Faustino Cordón, ein vergessenes Genie der Wissenschaft: „Ich war ein einäugiger, einarmiger Bolschewik mit einer Waffe.“

Madrid, Juli 1936. Ein junger Mann namens Faustino Cordón, der vor kurzem in der Stadt angekommen ist, nimmt an einem der ersten Organisationstreffen des Fünften Regiments teil. Vittorio Vidali, ein kommunistischer Militanter mit dem Spitznamen „Commander Carlos“ , fragt das Publikum:

-Wer von euch ist Sprengstoff- oder Chemieexperte?

Da niemand antwortet, beginnt Cordón:

-Ich bin kein Chemiker, aber ich bin Apotheker.

Es gibt eine Welle des Gelächters, aber Vidali beharrt darauf:

- Wissen Sie, wie man Wasser vergiftet, Bomben und Haubitzen baut und Gase produziert?

Cordón antwortet: „Weiß das hier jemand?“ Und als die Antwort negativ ausfiel, fuhr er fort: „Nun, ich weiß, wie man Trinitrotoluol herstellt.“ Und so wurde er zum Waffenchef des jungen Fünften Regiments ernannt. Er war siebenundzwanzig Jahre alt.

Die Szene wird in dem kürzlich erschienenen Buch „Faustino Cordón, der rebellische Biologe“ (Garaje) nacherzählt, in dem eine seiner Töchter, Elena, und die Journalistin Elvira de Miguel das umfangreiche schriftliche und akustische Material zusammenstellen, das einer der ungewöhnlichsten und unbekanntesten Wissenschaftler in der Geschichte Spaniens hinterlassen hat. Cordón, der aufgrund von Kriegsunfällen einäugig und fast einhändig war, wollte Künstler werden, widmete sich dem Zeichnen, lebte als Bohemien in Paris und lernte Picasso kennen. Eines Tages beschloss er, nach Madrid zu gehen, um Pharmazie zu studieren und sich der kommunistischen Sache zu widmen, der er sich gerade angeschlossen hatte. Er wurde wie durch ein Wunder der Hinrichtung entzogen und überlebte, indem er sich während der Franco-Diktatur im inneren Exil der Wissenschaft widmete. Er lernte Darwins Evolutionstheorie auswendig und begann mit dem Aufbau seines eigenen theoretischen Gebäudes, um den Ursprung des Lebens in all seinen Schichten zu erklären. Damit schuf er ein monumentales Werk der Evolutionsphilosophie, das zu dieser Zeit in Spanien einzigartig war.

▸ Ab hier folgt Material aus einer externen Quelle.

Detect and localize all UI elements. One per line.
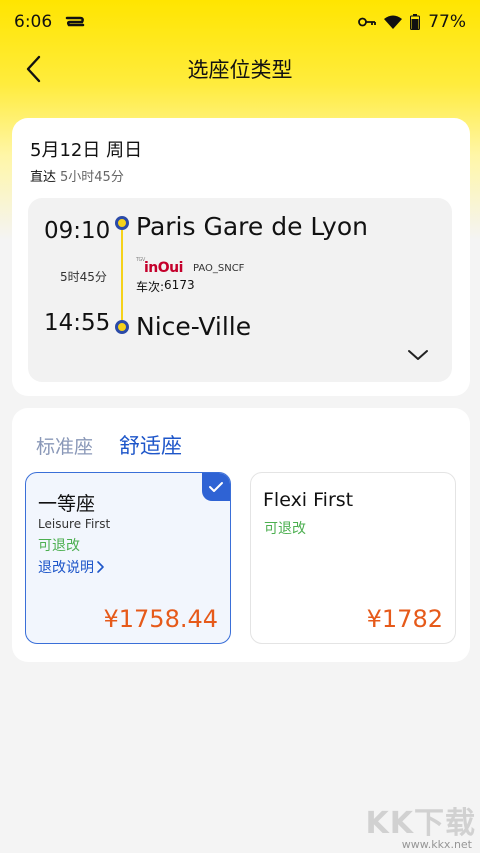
journey-date: 5月12日 周日: [30, 140, 143, 161]
top-bar: 选座位类型: [0, 44, 480, 94]
watermark-logo: KK下载: [365, 806, 476, 841]
train-brand-logo: TGV inOui: [136, 257, 183, 276]
train-info: TGV inOui PAO_SNCF 车次: 6173: [136, 257, 245, 295]
key-icon: [358, 17, 377, 27]
back-button[interactable]: [18, 54, 48, 84]
option-price: ¥1758.44: [103, 605, 218, 633]
app-notification-icon: [65, 16, 85, 27]
journey-meta: 直达 5小时45分: [30, 166, 124, 185]
arrival-time: 14:55: [44, 310, 111, 336]
departure-station: Paris Gare de Lyon: [136, 212, 368, 241]
selected-check: [202, 473, 230, 501]
wifi-icon: [384, 15, 403, 29]
journey-card: 5月12日 周日 直达 5小时45分 09:10 5时45分 14:55 Par…: [12, 118, 470, 396]
option-price: ¥1782: [366, 605, 443, 633]
expand-button[interactable]: [406, 346, 430, 364]
seat-tabs: 标准座 舒适座: [36, 430, 182, 460]
arrival-dot: [115, 320, 129, 334]
watermark: KK下载 www.kkx.net: [362, 798, 480, 853]
page-title: 选座位类型: [187, 58, 293, 82]
train-number: 车次: 6173: [136, 278, 244, 295]
chevron-right-icon: [97, 561, 104, 573]
check-icon: [209, 482, 223, 492]
battery-icon: [410, 14, 421, 30]
train-operator: PAO_SNCF: [192, 262, 245, 274]
train-number-label: 车次:: [136, 280, 165, 294]
tab-standard[interactable]: 标准座: [36, 432, 93, 459]
refund-rules-link[interactable]: 退改说明: [38, 557, 106, 577]
status-bar: 6:06 77%: [0, 0, 480, 44]
seat-option-flexi-first[interactable]: Flexi First 可退改 ¥1782: [250, 472, 456, 644]
tab-comfort[interactable]: 舒适座: [119, 430, 182, 460]
status-time: 6:06: [14, 12, 53, 32]
watermark-url: www.kkx.net: [401, 838, 472, 851]
chevron-left-icon: [26, 55, 41, 83]
route-line: [121, 230, 123, 320]
journey-total-duration: 5小时45分: [60, 170, 124, 185]
train-brand: inOui: [144, 260, 183, 276]
option-refund: 可退改: [264, 521, 306, 537]
option-name: Flexi First: [263, 489, 354, 511]
option-refund: 可退改: [38, 538, 80, 554]
chevron-down-icon: [408, 350, 428, 360]
departure-time: 09:10: [44, 218, 111, 244]
refund-rules-label: 退改说明: [38, 560, 94, 576]
seat-class-card: 标准座 舒适座 一等座 Leisure First 可退改 退改说明 ¥1758…: [12, 408, 470, 662]
trip-details[interactable]: 09:10 5时45分 14:55 Paris Gare de Lyon TGV…: [28, 198, 452, 382]
option-name: 一等座: [38, 493, 96, 515]
train-number-value: 6173: [164, 278, 195, 292]
segment-duration: 5时45分: [60, 270, 107, 284]
option-subtitle: Leisure First: [38, 517, 111, 531]
departure-dot: [115, 216, 129, 230]
train-brand-small: TGV: [136, 257, 145, 263]
journey-type: 直达: [30, 170, 57, 185]
arrival-station: Nice-Ville: [136, 312, 252, 341]
battery-level: 77%: [428, 12, 466, 32]
seat-option-first-class[interactable]: 一等座 Leisure First 可退改 退改说明 ¥1758.44: [25, 472, 231, 644]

Cordón, der Sohn einer liberalen Familie aus der Extremadura, besaß ein großes Anwesen, das sein Vater 1936 den Bauern schenkte. Er sagte sich bald vom stalinistischen Kommunismus los, leitete jedoch den ersten spanischen Wissenschaftlerbesuch in der UdSSR nach Francos Tod. Während der Übergangsphase war er ein Bezugspunkt für sehr klare Vorstellungen darüber, wer wir sind und woher wir kommen. Diese Ideen legte er in seinem bekanntesten populären Buch „ Cooking Made Man“ und in seinen Zeitungsartikeln dar, viele davon in EL PAÍS , wo er Dinge sagte wie, dass die Menschen von heute dieselben seien wie jene, die vor Tausenden von Jahren die Bisons von Altamira gemalt haben, weil uns Technologie und Sprache vereinen.

Kurz nachdem er seinen Posten als Waffenchef angenommen hatte, bat ein ehemaliger Klassenkamerad aus der Schule El Pilar Faustino, sein Zuhause – ein Chalet im Herzen des Viertels Salamanca – vor dem „Volkszorn“ zu retten. Der Apotheker sagte ihm, er solle sich keine Sorgen machen: Er würde es selbst nehmen, um das Labor zur Herstellung von Sprengstoffen einzurichten. Dort arbeitete er unermüdlich mit seinen Mitarbeitern und wurde dafür mit schrecklichen Kopfschmerzen bestraft, die durch Dynamit, ein gefäßerweiterndes Mittel, verursacht wurden. Eines Tages kam es zu Sabotageakten und das gesamte Arsenal flog in die Luft. Bei der schrecklichen Explosion wurden einer von Cordóns Brüdern und zwei seiner engsten Mitarbeiter, León Meabe und Leo Fleischman, mitgerissen und zwei seiner Schwestern verletzt. Ein Granatsplitter durchschlug Cordóns Auge und blieb nur Millimeter von seinem Gehirn entfernt hängen. Er blieb für den Rest seines Lebens einäugig, doch wie durch ein Wunder wurde sein Leben gerettet.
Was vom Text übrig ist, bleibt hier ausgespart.